A proposta recebeu 279 votos favoráveis e 81 contrários. Antes de entrar em vigor, porém, ainda depende da análise do Conselho Constitucional francês.
Segundo o governo, a iniciativa responde às crescentes preocupações sobre os impactos das plataformas digitais na saúde mental de crianças e adolescentes. Após a votação, Macron afirmou que a aprovação representa um avanço na proteção da população mais jovem e reiterou que havia assumido o compromisso de colocar a medida em prática ainda neste ano.
Implementação será gradual
A nova legislação será aplicada em duas fases. A partir de setembro, pessoas com menos de 15 anos não poderão abrir novas contas em redes sociais. Nesse momento, todas as plataformas deverão exigir comprovação de idade durante o cadastro.
Já em janeiro de 2027, a exigência será ampliada para os usuários que já possuem contas. Com isso, toda a base de usuários das plataformas terá de passar por um processo de verificação etária.
Além disso, as empresas responsáveis pelas redes sociais só poderão utilizar sistemas de validação de idade autorizados pela autoridade francesa de proteção de dados.
Celulares nas escolas e tendência internacional
O texto também amplia as restrições ao uso de celulares nas escolas de ensino secundário, medida que já é adotada em parte das instituições de ensino do país. A regulamentação poderá prever exceções de acordo com as regras internas de cada escola.

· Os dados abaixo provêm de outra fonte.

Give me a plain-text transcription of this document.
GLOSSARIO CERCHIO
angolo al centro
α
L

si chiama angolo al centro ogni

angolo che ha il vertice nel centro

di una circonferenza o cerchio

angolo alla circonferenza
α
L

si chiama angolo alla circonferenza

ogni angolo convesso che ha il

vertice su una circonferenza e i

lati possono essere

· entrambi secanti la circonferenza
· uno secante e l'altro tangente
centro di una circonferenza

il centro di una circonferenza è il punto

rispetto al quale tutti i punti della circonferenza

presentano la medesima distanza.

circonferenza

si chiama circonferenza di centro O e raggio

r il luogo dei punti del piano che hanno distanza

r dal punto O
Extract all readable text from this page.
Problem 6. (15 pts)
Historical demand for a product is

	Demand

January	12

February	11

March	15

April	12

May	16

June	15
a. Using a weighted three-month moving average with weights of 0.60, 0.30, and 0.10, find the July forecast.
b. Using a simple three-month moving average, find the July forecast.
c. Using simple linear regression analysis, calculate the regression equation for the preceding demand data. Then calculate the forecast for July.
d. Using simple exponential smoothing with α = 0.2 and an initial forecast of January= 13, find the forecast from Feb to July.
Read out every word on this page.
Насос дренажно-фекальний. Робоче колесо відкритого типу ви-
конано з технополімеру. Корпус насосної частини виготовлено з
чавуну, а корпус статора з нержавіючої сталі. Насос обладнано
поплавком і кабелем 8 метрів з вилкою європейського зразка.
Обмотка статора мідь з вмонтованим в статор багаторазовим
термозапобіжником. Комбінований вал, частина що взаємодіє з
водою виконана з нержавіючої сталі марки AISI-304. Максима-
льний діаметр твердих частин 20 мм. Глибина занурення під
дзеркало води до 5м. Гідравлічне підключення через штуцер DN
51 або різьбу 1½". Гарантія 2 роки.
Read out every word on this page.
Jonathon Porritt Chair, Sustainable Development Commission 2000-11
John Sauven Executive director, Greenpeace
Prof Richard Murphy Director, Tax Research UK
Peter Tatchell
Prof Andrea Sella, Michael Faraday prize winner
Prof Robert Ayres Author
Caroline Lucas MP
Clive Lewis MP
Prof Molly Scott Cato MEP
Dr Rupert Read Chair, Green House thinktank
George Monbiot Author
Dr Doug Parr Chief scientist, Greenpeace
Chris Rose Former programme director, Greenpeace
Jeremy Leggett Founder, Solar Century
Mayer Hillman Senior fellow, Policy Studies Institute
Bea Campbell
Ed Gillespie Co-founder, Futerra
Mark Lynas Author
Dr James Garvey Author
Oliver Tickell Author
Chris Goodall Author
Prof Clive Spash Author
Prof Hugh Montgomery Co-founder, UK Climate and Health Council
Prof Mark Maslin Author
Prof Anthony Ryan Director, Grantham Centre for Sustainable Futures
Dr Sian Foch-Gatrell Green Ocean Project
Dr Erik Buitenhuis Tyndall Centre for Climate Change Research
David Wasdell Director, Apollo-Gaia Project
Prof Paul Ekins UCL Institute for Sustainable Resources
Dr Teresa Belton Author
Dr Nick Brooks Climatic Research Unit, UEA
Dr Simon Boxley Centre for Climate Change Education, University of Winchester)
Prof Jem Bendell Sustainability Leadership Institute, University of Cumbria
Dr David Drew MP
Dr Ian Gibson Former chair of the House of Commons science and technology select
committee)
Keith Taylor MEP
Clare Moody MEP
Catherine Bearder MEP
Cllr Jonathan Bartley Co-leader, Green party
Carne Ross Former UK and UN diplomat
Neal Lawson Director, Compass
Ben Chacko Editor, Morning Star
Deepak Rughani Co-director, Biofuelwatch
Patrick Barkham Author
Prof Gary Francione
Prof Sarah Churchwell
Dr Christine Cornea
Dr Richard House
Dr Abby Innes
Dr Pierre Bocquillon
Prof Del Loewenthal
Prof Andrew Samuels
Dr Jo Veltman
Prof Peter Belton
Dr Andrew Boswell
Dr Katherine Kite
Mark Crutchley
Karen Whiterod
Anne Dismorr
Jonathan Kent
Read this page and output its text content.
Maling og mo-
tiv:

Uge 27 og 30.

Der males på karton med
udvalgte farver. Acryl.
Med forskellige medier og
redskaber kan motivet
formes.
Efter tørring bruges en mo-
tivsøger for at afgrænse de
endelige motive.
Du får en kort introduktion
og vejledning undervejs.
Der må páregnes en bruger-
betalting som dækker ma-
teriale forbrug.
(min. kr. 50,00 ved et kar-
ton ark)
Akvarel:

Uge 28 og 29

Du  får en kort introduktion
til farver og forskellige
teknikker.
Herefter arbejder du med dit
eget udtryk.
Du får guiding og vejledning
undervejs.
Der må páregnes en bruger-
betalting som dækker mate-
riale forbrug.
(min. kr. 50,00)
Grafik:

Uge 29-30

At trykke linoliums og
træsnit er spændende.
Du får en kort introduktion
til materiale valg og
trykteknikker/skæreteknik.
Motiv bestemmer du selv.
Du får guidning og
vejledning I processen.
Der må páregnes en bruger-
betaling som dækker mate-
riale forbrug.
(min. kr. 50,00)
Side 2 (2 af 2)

Durante a tramitação da proposta, a ministra francesa de Assuntos Digitais, Anne Le Hénanff, defendeu a rápida implementação da lei, argumentando que já existem tecnologias capazes de realizar a verificação de idade de forma eficiente.
Com a aprovação, a França torna-se o segundo país a adotar uma legislação desse tipo. A Austrália foi pioneira ao estabelecer restrições para menores de 16 anos no fim de 2026, embora especialistas apontem que muitos adolescentes continuem acessando as plataformas.
Outros países europeus, como a Áustria, também discutem iniciativas semelhantes. Em geral, as propostas em debate fixam a idade mínima de 16 anos para o acesso às redes sociais.